On weekend afternoons, Lulubelle would see the kids playing in an empty lot, but what she finds reprehensible is the violence of the game. They are, in fact, reenacting action sequences from the PlayStation, splatter games like Quake, Doom, Resident Evil, DukeNukem.



Joshua would assign roles, who would play Anarki, who would play Nemesis. At his signal, the opponents would hurl their little bodies and bang their little heads at one another like so many battering rams. Jigo would come home black and blue, and again and again she would order him not to play these games, but again and again he would return to the arena.



Shocking news



One afternoon, in one of her forays into Kamuning, she found a little Limoges ware at an incredible bargain price. Going home euphoric that evening, she almost dropped the fragile piece on the flagstone path when Jigo approached her panting and told her a most shocking piece of news.



That afternoon, the kids had been looking for Joshua all over the place, when they came upon an empty metal drum lying around in a deserted area. When they peered inside, they discovered Joshua trying to sodomize another boy. There was a commotion among the children, but Joshua sternly warned them not to tell their parents.



''He is evil, evil,'' Lulubelle said. ''He is an evil child. He is a tool of Satan. Or else, how would you explain what he did to that boy inside the drum? He himself has claimed his name is Devil. What irony, considering that his father is a pastor.''



That night, Lulubelle fell into hysterics, shaking Jigo by the shoulders and asking if Joshua had ever done it to him. Had he touched him in a strange way? Had he pulled down his briefs, even playfully? Jigo said no, no, no. He almost broke into tears.

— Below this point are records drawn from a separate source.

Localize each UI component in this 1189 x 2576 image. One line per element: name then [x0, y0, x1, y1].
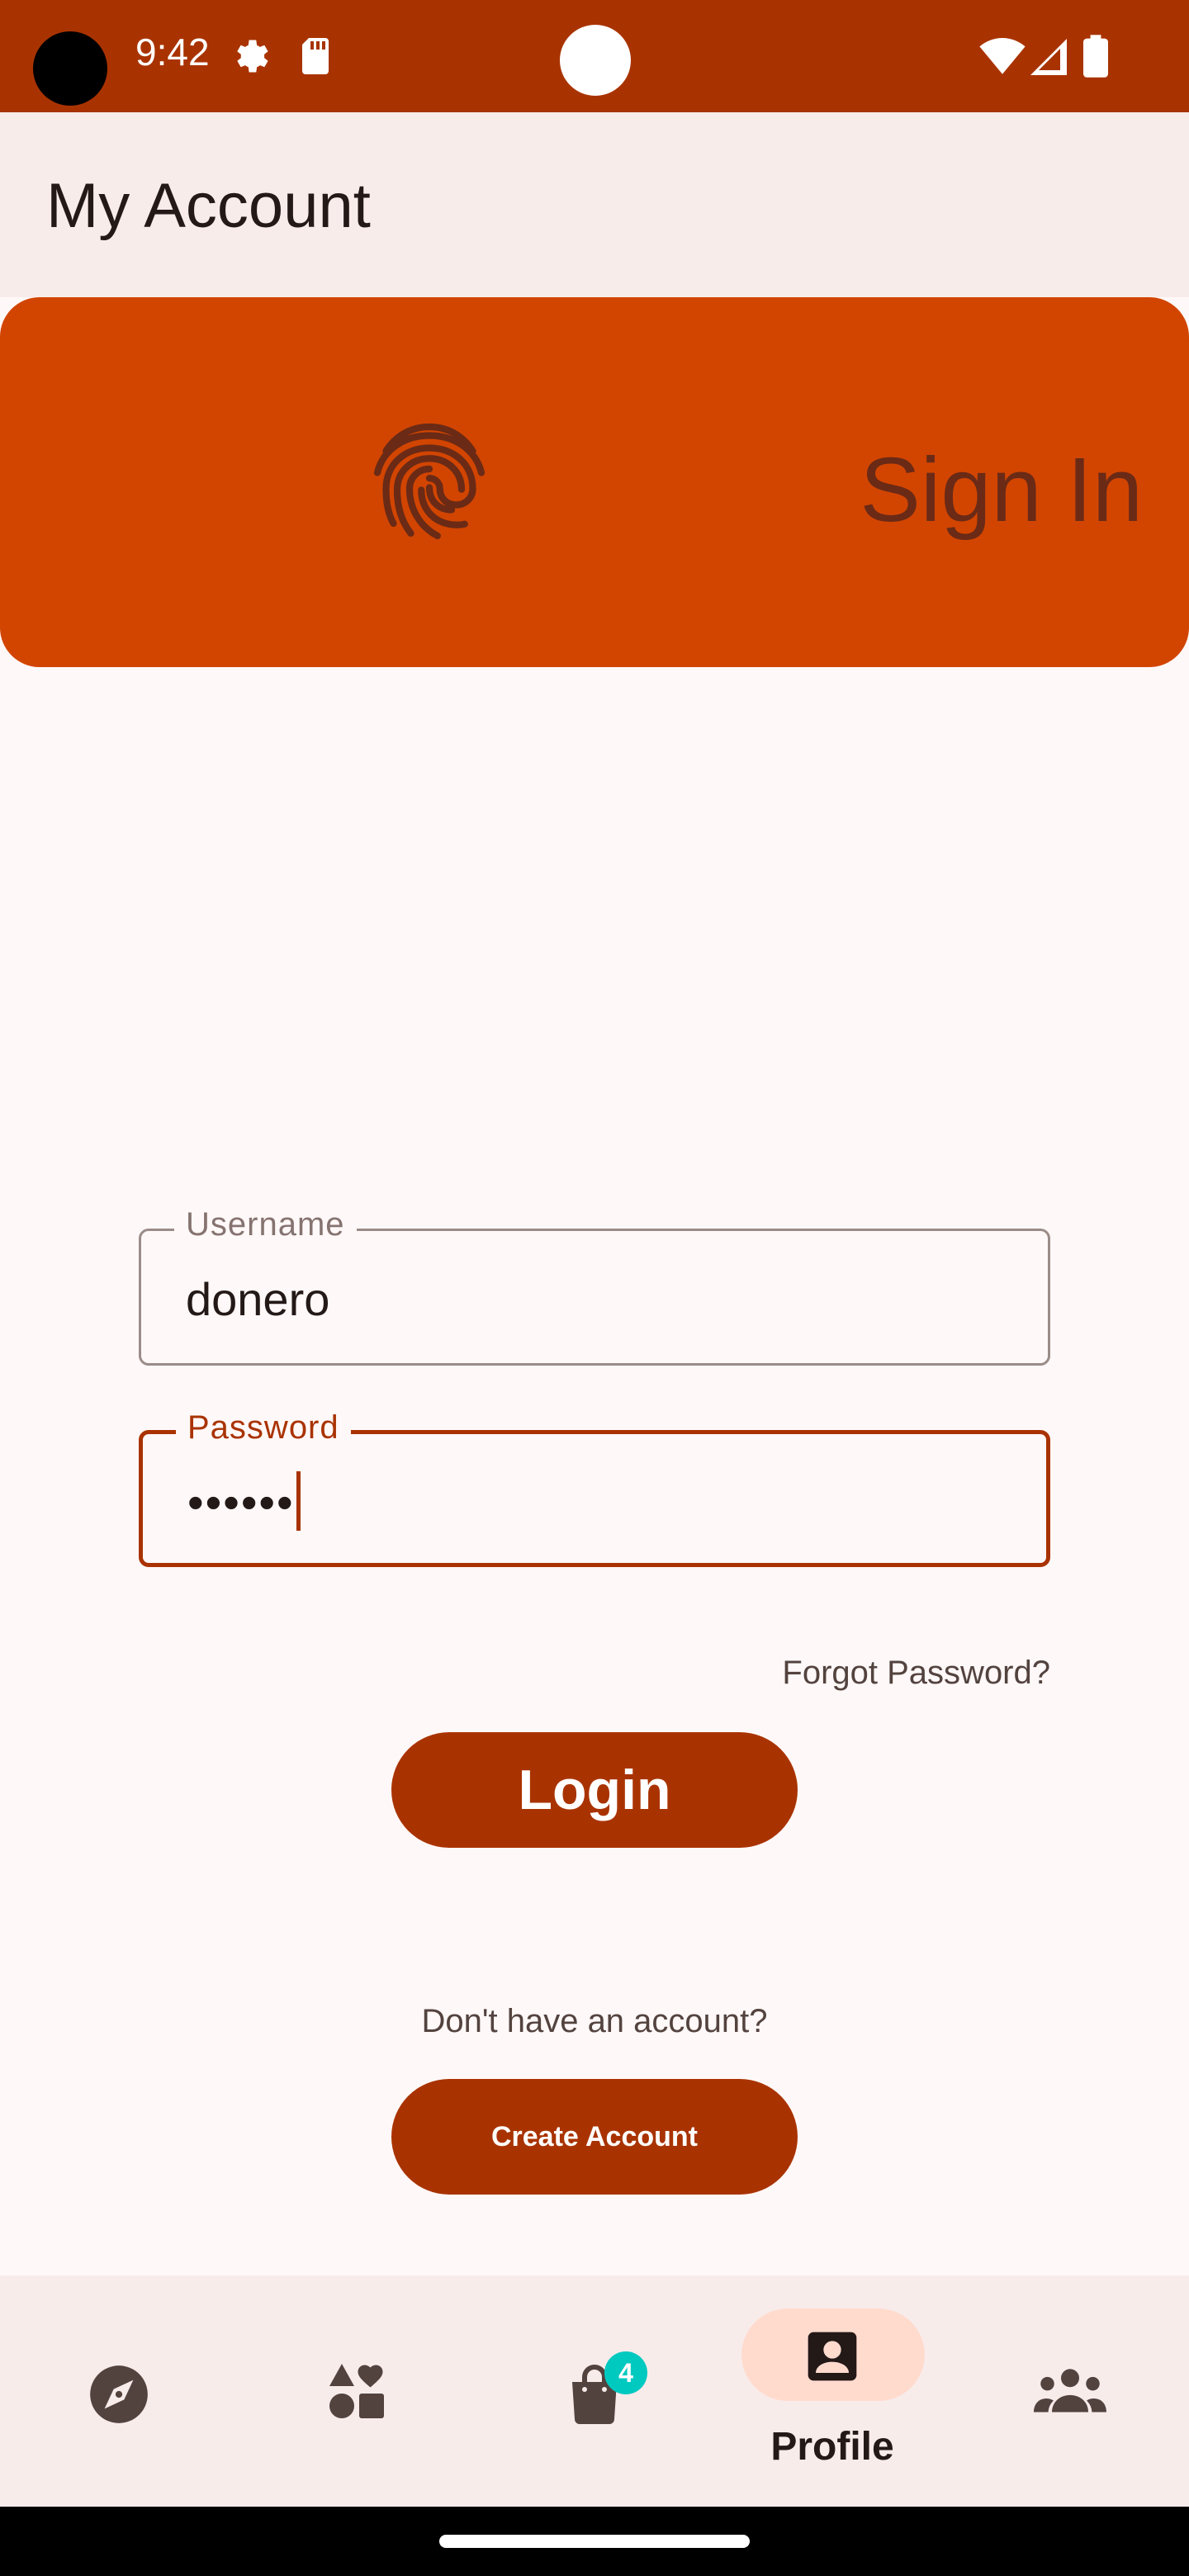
nav-item-cart[interactable]: 4	[476, 2275, 713, 2507]
username-value[interactable]: donero	[186, 1272, 329, 1326]
text-cursor	[296, 1471, 301, 1532]
cart-count-badge: 4	[604, 2351, 647, 2394]
password-value[interactable]: ••••••	[187, 1476, 295, 1528]
camera-cutout	[33, 31, 107, 106]
password-field[interactable]: Password ••••••	[139, 1409, 1050, 1567]
profile-icon	[808, 2332, 857, 2381]
page-title: My Account	[46, 171, 371, 241]
settings-gear-icon	[237, 40, 268, 73]
battery-icon	[1083, 35, 1108, 78]
nav-item-explore[interactable]	[0, 2275, 238, 2507]
status-time: 9:42	[135, 31, 210, 73]
password-label: Password	[176, 1409, 351, 1447]
sign-in-card[interactable]: Sign In	[0, 297, 1189, 667]
community-people-icon	[1034, 2369, 1106, 2413]
sd-card-icon	[302, 38, 329, 74]
cell-signal-icon	[1030, 39, 1067, 75]
no-account-text: Don't have an account?	[421, 2003, 768, 2039]
system-gesture-bar	[0, 2507, 1189, 2576]
username-field[interactable]: Username donero	[139, 1206, 1050, 1366]
nav-item-profile[interactable]: Profile	[713, 2275, 951, 2507]
sign-in-title: Sign In	[860, 439, 1143, 541]
forgot-password-link[interactable]: Forgot Password?	[782, 1655, 1050, 1692]
login-button[interactable]: Login	[391, 1732, 798, 1848]
home-gesture-handle[interactable]	[439, 2535, 750, 2548]
nav-item-community[interactable]	[951, 2275, 1189, 2507]
nav-item-categories[interactable]	[238, 2275, 476, 2507]
status-bar: 9:42	[0, 0, 1189, 112]
bottom-navigation: 4 Profile	[0, 2275, 1189, 2507]
create-account-button[interactable]: Create Account	[391, 2079, 798, 2195]
compass-explore-icon	[90, 2365, 148, 2423]
fingerprint-icon[interactable]	[355, 396, 504, 561]
top-app-bar: My Account	[0, 112, 1189, 297]
categories-shapes-icon	[329, 2364, 384, 2418]
front-sensor	[560, 25, 631, 96]
password-input-area[interactable]: ••••••	[187, 1471, 301, 1536]
wifi-icon	[979, 38, 1026, 74]
username-label: Username	[174, 1206, 357, 1243]
nav-label-profile: Profile	[770, 2425, 894, 2469]
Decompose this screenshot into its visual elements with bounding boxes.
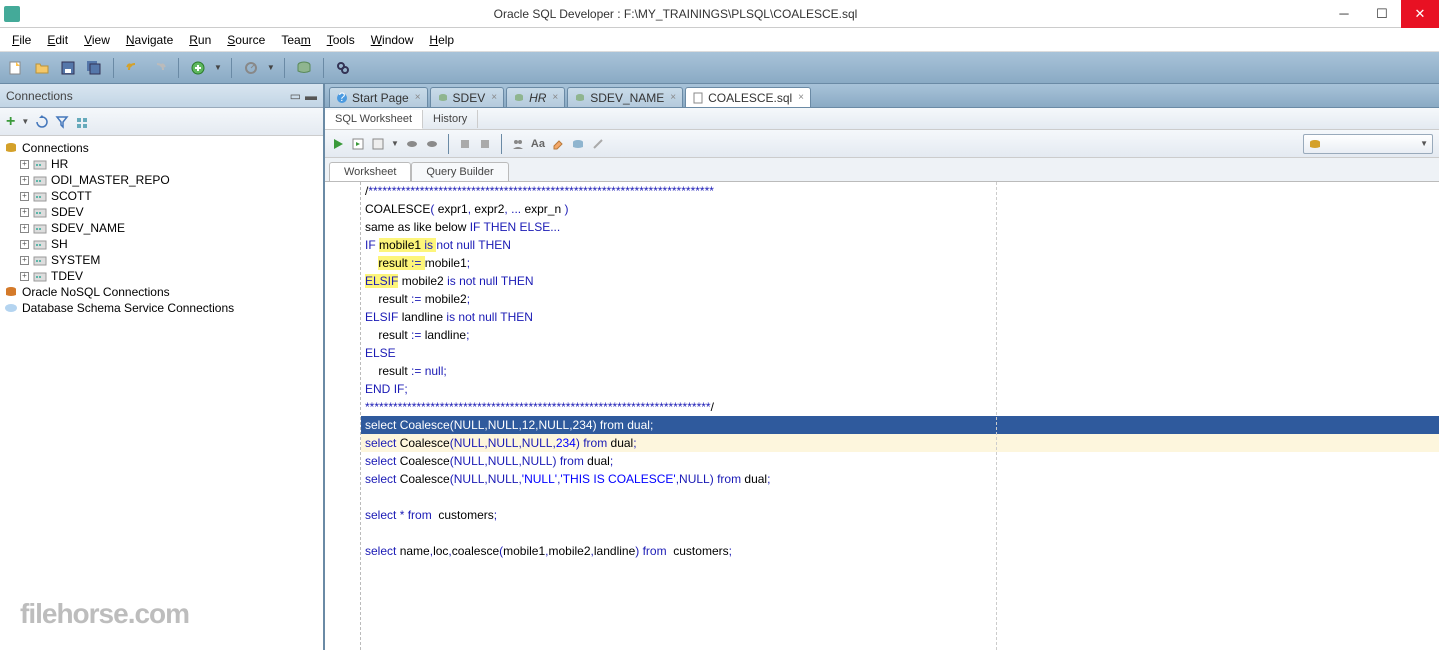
main-toolbar: ▼ ▼ [0,52,1439,84]
menu-tools[interactable]: Tools [319,30,363,50]
open-icon[interactable] [32,58,52,78]
menu-view[interactable]: View [76,30,118,50]
svg-text:?: ? [339,92,346,104]
tree-item[interactable]: +SYSTEM [4,252,319,268]
menu-source[interactable]: Source [219,30,273,50]
new-icon[interactable] [6,58,26,78]
erase-icon[interactable] [551,137,565,151]
redo-icon[interactable] [149,58,169,78]
tool3-icon[interactable] [591,137,605,151]
connections-panel: Connections ▭ ▬ + ▼ Connections +HR+ODI_M… [0,84,325,650]
close-button[interactable]: ✕ [1401,0,1439,28]
tree-item[interactable]: +SDEV_NAME [4,220,319,236]
connection-selector[interactable]: ▼ [1303,134,1433,154]
doc-tab[interactable]: SDEV× [430,87,505,107]
undo-icon[interactable] [123,58,143,78]
sheet-tab-query[interactable]: Query Builder [411,162,508,181]
rollback-icon[interactable] [425,137,439,151]
window-title: Oracle SQL Developer : F:\MY_TRAININGS\P… [26,7,1325,21]
code-editor[interactable]: /***************************************… [325,182,1439,650]
expand-icon[interactable] [75,115,89,129]
tree-item[interactable]: +TDEV [4,268,319,284]
menubar: File Edit View Navigate Run Source Team … [0,28,1439,52]
doc-tab[interactable]: SDEV_NAME× [567,87,683,107]
menu-team[interactable]: Team [273,30,318,50]
close-tab-icon[interactable]: × [415,92,421,103]
close-tab-icon[interactable]: × [491,92,497,103]
connections-tree[interactable]: Connections +HR+ODI_MASTER_REPO+SCOTT+SD… [0,136,323,650]
tree-item[interactable]: +HR [4,156,319,172]
save-all-icon[interactable] [84,58,104,78]
close-tab-icon[interactable]: × [552,92,558,103]
find-icon[interactable] [333,58,353,78]
minimize-button[interactable]: ─ [1325,0,1363,28]
ws-tab-history[interactable]: History [423,110,478,128]
panel-title: Connections [6,89,73,103]
menu-file[interactable]: File [4,30,39,50]
menu-window[interactable]: Window [363,30,422,50]
doc-tab[interactable]: ?Start Page× [329,87,428,107]
document-tabs: ?Start Page×SDEV×HR×SDEV_NAME×COALESCE.s… [325,84,1439,108]
tree-item[interactable]: +SDEV [4,204,319,220]
menu-navigate[interactable]: Navigate [118,30,181,50]
watermark: filehorse.com [20,598,189,630]
worksheet-toolbar: ▼ Aa ▼ [325,130,1439,158]
tool2-icon[interactable] [478,137,492,151]
menu-edit[interactable]: Edit [39,30,76,50]
case-icon[interactable]: Aa [531,138,545,150]
run-icon[interactable] [331,137,345,151]
menu-help[interactable]: Help [421,30,462,50]
db-tool-icon[interactable] [571,137,585,151]
tree-dbschema[interactable]: Database Schema Service Connections [4,300,319,316]
sheet-tab-worksheet[interactable]: Worksheet [329,162,411,181]
titlebar: Oracle SQL Developer : F:\MY_TRAININGS\P… [0,0,1439,28]
close-tab-icon[interactable]: × [670,92,676,103]
ws-tab-sql[interactable]: SQL Worksheet [325,110,423,129]
connect-icon[interactable] [188,58,208,78]
commit-icon[interactable] [405,137,419,151]
connections-toolbar: + ▼ [0,108,323,136]
close-tab-icon[interactable]: × [798,92,804,103]
run-script-icon[interactable] [351,137,365,151]
tree-item[interactable]: +ODI_MASTER_REPO [4,172,319,188]
app-icon [4,6,20,22]
tree-item[interactable]: +SH [4,236,319,252]
doc-tab[interactable]: HR× [506,87,565,107]
explain-icon[interactable] [371,137,385,151]
users-icon[interactable] [511,137,525,151]
tree-root-connections[interactable]: Connections [4,140,319,156]
menu-run[interactable]: Run [181,30,219,50]
editor-area: ?Start Page×SDEV×HR×SDEV_NAME×COALESCE.s… [325,84,1439,650]
nav-icon[interactable] [241,58,261,78]
tree-nosql[interactable]: Oracle NoSQL Connections [4,284,319,300]
new-connection-icon[interactable]: + [6,113,15,131]
tool1-icon[interactable] [458,137,472,151]
filter-icon[interactable] [55,115,69,129]
minimize-panel-icon[interactable]: ▬ [305,89,317,103]
doc-tab[interactable]: COALESCE.sql× [685,87,811,107]
stack-icon[interactable]: ▭ [290,89,301,103]
sql-icon[interactable] [294,58,314,78]
tree-item[interactable]: +SCOTT [4,188,319,204]
save-icon[interactable] [58,58,78,78]
refresh-icon[interactable] [35,115,49,129]
maximize-button[interactable]: ☐ [1363,0,1401,28]
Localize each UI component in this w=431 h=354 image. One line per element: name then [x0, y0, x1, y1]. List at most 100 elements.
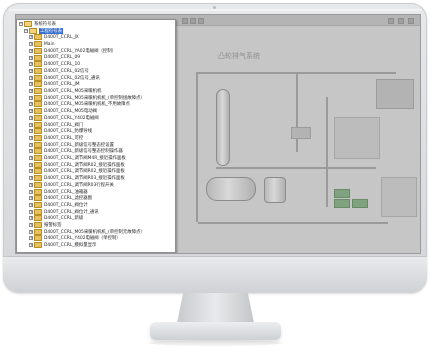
tree-node-label: D400T_CCRL_02信号 — [44, 68, 89, 74]
tree-node[interactable]: + D400T_CCRL_防爆导线 — [17, 128, 175, 135]
expand-icon[interactable]: + — [29, 109, 33, 114]
expand-icon[interactable]: + — [29, 236, 33, 241]
expand-icon[interactable]: + — [29, 102, 33, 107]
tree-node[interactable]: + D400T_CCRL_阀位计 — [17, 201, 175, 208]
folder-icon — [34, 195, 42, 202]
expand-icon[interactable]: + — [29, 162, 33, 167]
expand-icon[interactable]: + — [29, 82, 33, 87]
tree-node[interactable]: + D400T_CCRL_Y402电磁阀（单控制） — [17, 235, 175, 242]
expand-icon[interactable]: + — [29, 156, 33, 160]
tree-node-label: D400T_CCRL_M05采暖机机机_(单控制元故障点） — [44, 229, 145, 235]
tree-node[interactable]: + D400T_CCRL_M05采暖机机 — [17, 88, 175, 94]
tree-node[interactable]: + D400T_CCRL_10 — [17, 61, 175, 68]
expand-icon[interactable]: + — [29, 182, 33, 187]
expand-icon[interactable]: + — [29, 89, 33, 93]
expand-icon[interactable]: + — [29, 176, 33, 181]
start-button-icon[interactable] — [334, 189, 350, 198]
tree-node[interactable]: + D400T_CCRL_调节阀R03行程开关 — [17, 181, 175, 188]
tree-node[interactable]: + D400T_CCRL_阀门 — [17, 121, 175, 128]
expand-icon[interactable]: + — [29, 48, 33, 53]
expand-icon[interactable]: + — [29, 115, 33, 120]
tree-node[interactable]: + D400T_CCRL_调节阀R02_接近操作面板 — [17, 168, 175, 175]
expand-icon[interactable]: + — [29, 223, 33, 227]
tree-node[interactable]: + D400T_CCRL_调节阀R03_接近操作面板 — [17, 175, 175, 182]
expand-icon[interactable]: + — [29, 95, 33, 100]
tree-node[interactable]: + D400T_CCRL_调节阀R02_接近操作面板 — [17, 161, 175, 168]
tree-node[interactable]: + Main — [17, 41, 175, 48]
tree-node[interactable]: + D400T_CCRL_新级信号整态控制操作器 — [17, 148, 175, 155]
tree-node[interactable]: + D400T_CCRL_油箱器 — [17, 188, 175, 195]
tree-node-label: D400T_CCRL_调节阀R02_接近操作面板 — [44, 162, 125, 168]
expand-icon[interactable]: + — [29, 149, 33, 154]
expand-icon[interactable]: + — [29, 209, 33, 214]
folder-icon — [34, 88, 42, 94]
tree-node[interactable]: + D400T_CCRL_M05采暖机机机_不用故障点 — [17, 101, 175, 108]
toolbar-button-icon[interactable] — [398, 18, 404, 24]
expand-icon[interactable]: + — [29, 62, 33, 67]
tree-node-label: D400T_CCRL_JX — [44, 34, 79, 40]
tree-node[interactable]: + D400T_CCRL_新级信号整态控设置 — [17, 141, 175, 148]
expand-icon[interactable]: + — [29, 196, 33, 201]
folder-icon — [34, 74, 42, 81]
folder-icon — [34, 54, 42, 61]
tree-node[interactable]: + D400T_CCRL_Y402电磁阀 — [17, 114, 175, 121]
toolbar-button-icon[interactable] — [388, 18, 394, 24]
expand-icon[interactable]: + — [29, 129, 33, 134]
folder-icon — [34, 168, 42, 175]
expand-icon[interactable]: + — [29, 169, 33, 174]
expand-icon[interactable]: + — [29, 142, 33, 147]
tree-node[interactable]: + D400T_CCRL_新级 — [17, 215, 175, 222]
expand-icon[interactable]: + — [29, 216, 33, 221]
tree-node[interactable]: − 工程符号表 — [17, 27, 175, 34]
tree-node[interactable]: + D400T_CCRL_09 — [17, 54, 175, 61]
expand-icon[interactable]: + — [29, 35, 33, 40]
folder-icon — [34, 101, 42, 108]
toolbar-button-icon[interactable] — [182, 18, 188, 24]
reset-button-icon[interactable] — [352, 199, 368, 208]
expand-icon[interactable]: + — [29, 243, 33, 248]
tree-node[interactable]: + D400T_CCRL_M05采暖机机机_(单控制组故障点） — [17, 94, 175, 101]
toolbar-button-icon[interactable] — [190, 18, 196, 24]
camera-icon — [213, 6, 216, 9]
receiver-tank — [206, 177, 256, 201]
folder-icon — [34, 175, 42, 182]
expand-icon[interactable]: + — [29, 55, 33, 60]
tree-node-label: D400T_CCRL_09 — [44, 55, 81, 60]
tree-node[interactable]: + D400T_CCRL_02信号_通讯 — [17, 74, 175, 81]
process-diagram-canvas: 凸轮排气系统 — [176, 27, 420, 253]
tree-node[interactable]: + D400T_CCRL_M05电动阀 — [17, 108, 175, 115]
toolbar-button-icon[interactable] — [198, 18, 204, 24]
tree-node-label: D400T_CCRL_油箱器 — [44, 189, 88, 195]
collapse-icon[interactable]: − — [24, 28, 28, 33]
tree-node[interactable]: + D400T_CCRL_滤控器图 — [17, 195, 175, 202]
stop-button-icon[interactable] — [334, 199, 350, 208]
collapse-icon[interactable]: − — [19, 22, 23, 26]
folder-icon — [34, 67, 42, 74]
expand-icon[interactable]: + — [29, 42, 33, 47]
tree-node[interactable]: + D400T_CCRL_可控 — [17, 134, 175, 141]
tree-node[interactable]: + D400T_CCRL_M05采暖机机机_(单控制元故障点） — [17, 228, 175, 235]
tree-node[interactable]: + D400T_CCRL_YA02电磁阀（控制） — [17, 47, 175, 54]
tree-node[interactable]: − 系统符号表 — [17, 21, 175, 27]
tree-node[interactable]: + D400T_CCRL_模拟量显示 — [17, 242, 175, 249]
tree-node[interactable]: + 报警标签 — [17, 222, 175, 228]
tree-node[interactable]: + D400T_CCRL_JX — [17, 34, 175, 41]
expand-icon[interactable]: + — [29, 122, 33, 127]
tree-node[interactable]: + D400T_CCRL_阀位计_通讯 — [17, 208, 175, 215]
tree-node[interactable]: + D400T_CCRL_02信号 — [17, 67, 175, 74]
symbol-tree-window: − 系统符号表 − 工程符号表 + D400T_CCRL_JX + Main + D400T_CC… — [16, 19, 176, 253]
tree-node-label: D400T_CCRL_调节阀R03_接近操作面板 — [44, 176, 125, 182]
expand-icon[interactable]: + — [29, 135, 33, 140]
expand-icon[interactable]: + — [29, 68, 33, 73]
toolbar-button-icon[interactable] — [408, 18, 414, 24]
expand-icon[interactable]: + — [29, 189, 33, 194]
tree-node-label: D400T_CCRL_02信号_通讯 — [44, 75, 100, 81]
tree-node[interactable]: + D400T_CCRL_调节阀M4R_接近操作面板 — [17, 155, 175, 161]
tree-node[interactable]: + D400T_CCRL_JM — [17, 81, 175, 88]
screen: 凸轮排气系统 − 系统符号表 − 工程符号表 + D400T_CCRL_JX +… — [15, 14, 421, 254]
expand-icon[interactable]: + — [29, 202, 33, 207]
expand-icon[interactable]: + — [29, 75, 33, 80]
folder-icon — [34, 208, 42, 215]
expand-icon[interactable]: + — [29, 229, 33, 234]
folder-icon — [29, 27, 37, 34]
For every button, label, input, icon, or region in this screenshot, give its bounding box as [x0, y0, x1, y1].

She is looking forward to the two months of summer when she would send Jigo to vacation with his cousins in Bacolod, so she'd have a respite from her daily anxieties. This early, the neighborhood kids are planning to hold a despedida party around a bonfire to send Jigo off. She overheard Joshua talking about having some shandy for the party.



A parallel life



As Alain said to her, they couldn't do anything about it unless they move to another neighborhood. For now they have to live with the fact that their son has to grow up with a boy like Joshua.



What is to be done with such a boy? A child, after all, is not a piece of bric-à-brac that you can just mold firmly with your hands, or display on the étagère, or will shatter at the slightest touch.



This recalls that famous line from classical literature: What is to be done with Alcibiades?



He was an Athenian statesman and general, nephew of Pericles and disciple of Socrates. He was ''distinguished by his birth, wealth and spectacular personal beauty, who spent his youth in lavish display and debauchery,'' his exploits recorded by no less distinguished personages as Plutarch in ''Parallel Lives,'' Plato in his ''Dialogues,'' and Aristophanes in ''The Clouds.''



Plato relates how several times Alcibiades tried to seduce Socrates, but the master, known for his stony self-control, always rejected the pining lover.